Dmitrij Birichewskij, dyrektor departamentu współpracy gospodarczej MSZ, ostrzegł kraje Zachodu, że "reakcja Rosji na zachodnie sankcje może być bardzo bolesna, podczas gdy Europa musi zrozumieć, że sama wyczerpuje swoją gospodarkę antyrosyjskimi restrykcjami". Jego słowa cytuje rządowa propagandowa agencja RIA Novosti.
Birichewskij straszy, że Rosja nie zastosowała jeszcze "w pełni środków zaradczych". Jego zdaniem Moskwa ma prawo zaostrzyć działania odwetowe.

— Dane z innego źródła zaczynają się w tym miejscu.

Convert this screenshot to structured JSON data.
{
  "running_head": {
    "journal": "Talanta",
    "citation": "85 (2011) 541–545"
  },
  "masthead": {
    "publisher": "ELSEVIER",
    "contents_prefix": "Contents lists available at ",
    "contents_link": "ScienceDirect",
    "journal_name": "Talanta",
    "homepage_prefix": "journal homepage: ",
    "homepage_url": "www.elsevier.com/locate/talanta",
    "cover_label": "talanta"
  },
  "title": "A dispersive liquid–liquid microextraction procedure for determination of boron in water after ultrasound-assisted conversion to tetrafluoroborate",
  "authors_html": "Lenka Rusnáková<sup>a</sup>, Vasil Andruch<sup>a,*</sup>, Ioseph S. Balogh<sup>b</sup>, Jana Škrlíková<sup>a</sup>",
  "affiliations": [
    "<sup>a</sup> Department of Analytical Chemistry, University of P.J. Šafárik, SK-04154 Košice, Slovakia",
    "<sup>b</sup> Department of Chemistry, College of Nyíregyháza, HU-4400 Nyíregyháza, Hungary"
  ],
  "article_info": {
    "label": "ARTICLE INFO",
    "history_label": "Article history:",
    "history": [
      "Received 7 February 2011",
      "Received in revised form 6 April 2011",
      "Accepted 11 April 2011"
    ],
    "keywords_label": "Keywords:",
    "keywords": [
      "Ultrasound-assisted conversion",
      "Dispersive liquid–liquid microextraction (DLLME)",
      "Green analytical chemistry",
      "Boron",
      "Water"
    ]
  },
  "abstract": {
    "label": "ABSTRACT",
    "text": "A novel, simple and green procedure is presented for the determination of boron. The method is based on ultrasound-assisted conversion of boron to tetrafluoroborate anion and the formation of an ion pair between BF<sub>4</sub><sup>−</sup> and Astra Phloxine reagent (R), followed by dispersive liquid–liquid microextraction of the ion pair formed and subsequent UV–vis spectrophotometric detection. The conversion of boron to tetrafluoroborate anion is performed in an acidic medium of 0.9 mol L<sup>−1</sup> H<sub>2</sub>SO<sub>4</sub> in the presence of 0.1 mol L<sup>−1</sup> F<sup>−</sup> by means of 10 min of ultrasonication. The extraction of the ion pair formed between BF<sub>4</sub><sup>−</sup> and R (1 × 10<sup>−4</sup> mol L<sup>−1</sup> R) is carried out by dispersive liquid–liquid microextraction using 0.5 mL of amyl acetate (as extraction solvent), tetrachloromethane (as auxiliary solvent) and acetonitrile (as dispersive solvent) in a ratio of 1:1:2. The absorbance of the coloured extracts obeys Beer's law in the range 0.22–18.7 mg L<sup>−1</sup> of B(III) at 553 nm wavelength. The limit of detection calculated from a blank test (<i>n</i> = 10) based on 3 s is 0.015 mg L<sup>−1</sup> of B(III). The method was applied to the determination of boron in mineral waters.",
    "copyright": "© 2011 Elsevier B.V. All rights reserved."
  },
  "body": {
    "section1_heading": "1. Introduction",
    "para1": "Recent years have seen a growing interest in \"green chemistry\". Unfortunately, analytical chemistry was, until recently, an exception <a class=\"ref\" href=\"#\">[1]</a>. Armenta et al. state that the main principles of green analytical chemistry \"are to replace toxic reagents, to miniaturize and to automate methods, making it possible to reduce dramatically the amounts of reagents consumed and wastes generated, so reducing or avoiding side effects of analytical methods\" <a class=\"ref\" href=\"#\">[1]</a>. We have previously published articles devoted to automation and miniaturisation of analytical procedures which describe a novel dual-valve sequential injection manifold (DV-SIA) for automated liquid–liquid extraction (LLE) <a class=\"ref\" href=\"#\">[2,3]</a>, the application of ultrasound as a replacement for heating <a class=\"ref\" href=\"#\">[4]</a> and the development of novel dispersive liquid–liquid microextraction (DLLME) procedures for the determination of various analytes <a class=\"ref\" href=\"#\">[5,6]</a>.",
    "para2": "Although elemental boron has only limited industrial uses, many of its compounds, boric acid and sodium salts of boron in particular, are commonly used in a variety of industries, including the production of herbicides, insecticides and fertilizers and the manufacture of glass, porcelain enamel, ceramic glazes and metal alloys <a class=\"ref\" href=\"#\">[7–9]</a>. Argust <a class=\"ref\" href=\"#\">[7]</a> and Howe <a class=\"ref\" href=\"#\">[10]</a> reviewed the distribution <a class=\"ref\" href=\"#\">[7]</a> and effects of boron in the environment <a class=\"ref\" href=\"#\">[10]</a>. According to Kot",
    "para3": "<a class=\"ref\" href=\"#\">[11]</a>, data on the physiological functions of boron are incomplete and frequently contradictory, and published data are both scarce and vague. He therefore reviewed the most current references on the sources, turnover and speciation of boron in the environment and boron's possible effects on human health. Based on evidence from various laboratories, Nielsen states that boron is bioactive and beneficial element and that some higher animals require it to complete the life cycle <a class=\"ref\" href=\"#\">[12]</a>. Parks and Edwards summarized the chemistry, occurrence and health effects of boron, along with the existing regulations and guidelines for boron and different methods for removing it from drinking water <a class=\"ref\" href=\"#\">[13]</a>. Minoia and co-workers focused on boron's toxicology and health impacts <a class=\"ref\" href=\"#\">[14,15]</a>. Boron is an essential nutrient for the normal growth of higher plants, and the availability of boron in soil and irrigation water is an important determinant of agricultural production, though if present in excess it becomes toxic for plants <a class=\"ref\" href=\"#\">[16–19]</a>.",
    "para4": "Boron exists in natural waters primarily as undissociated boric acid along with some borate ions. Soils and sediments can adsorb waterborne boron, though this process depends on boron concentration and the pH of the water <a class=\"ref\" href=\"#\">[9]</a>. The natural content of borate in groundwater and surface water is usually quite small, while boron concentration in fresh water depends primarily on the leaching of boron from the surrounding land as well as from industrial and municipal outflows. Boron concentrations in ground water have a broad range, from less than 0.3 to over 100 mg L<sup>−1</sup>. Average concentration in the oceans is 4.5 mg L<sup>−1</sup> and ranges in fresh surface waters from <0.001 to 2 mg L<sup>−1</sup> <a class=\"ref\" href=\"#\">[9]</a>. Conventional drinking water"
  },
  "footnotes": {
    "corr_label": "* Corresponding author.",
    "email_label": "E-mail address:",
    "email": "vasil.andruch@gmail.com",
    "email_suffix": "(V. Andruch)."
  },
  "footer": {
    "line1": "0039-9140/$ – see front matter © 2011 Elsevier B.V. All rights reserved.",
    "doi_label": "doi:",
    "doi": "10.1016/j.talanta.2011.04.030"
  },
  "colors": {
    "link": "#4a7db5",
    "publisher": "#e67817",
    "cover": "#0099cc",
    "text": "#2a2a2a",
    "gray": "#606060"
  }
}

Tradycyjnie nie komentujemy ich ewentualnej treści, stosowne kroki wypracowuje rząd. Rosyjska gospodarka odczuwa wymierzone w nią działania Zachodu, ale nasze działania mogą być bardzo bolesne – stwierdził rosyjski polityk.
Kreml narzeka na sankcje
Rządowe media rosyjskie dodają, że od początku "wojskowej operacji specjalnej" - jak nazywana jest wojna w Ukrainie - Zachód zwiększył sankcje nakładane na Moskwę. Rosyjscy propagandyści narzekają, że nałożono ich już tysiące, a mimo to "Stany Zjednoczone i ich partnerzy stale poszerzają czarną listę".
Dyktator Władimir Putin uważa, że powstrzymywanie Rosji przed realizacją jej celów w niepodległej Ukrainie, prowadzi do międzynarodowych problemów gospodarczych. Według Putina Stany Zjednoczone oraz Europa, a szczególnie państwa Unii Europejskiej, chcą doprowadzić do pogorszenia jakości życia milionów ludzi na całym świecie. Przy okazji tych wypowiedzi dyktator nie zająknął się jednak o zabitych przez Rosjan Ukraińcach czy ludobójstwie dokonanym przez rosyjskie wojsko.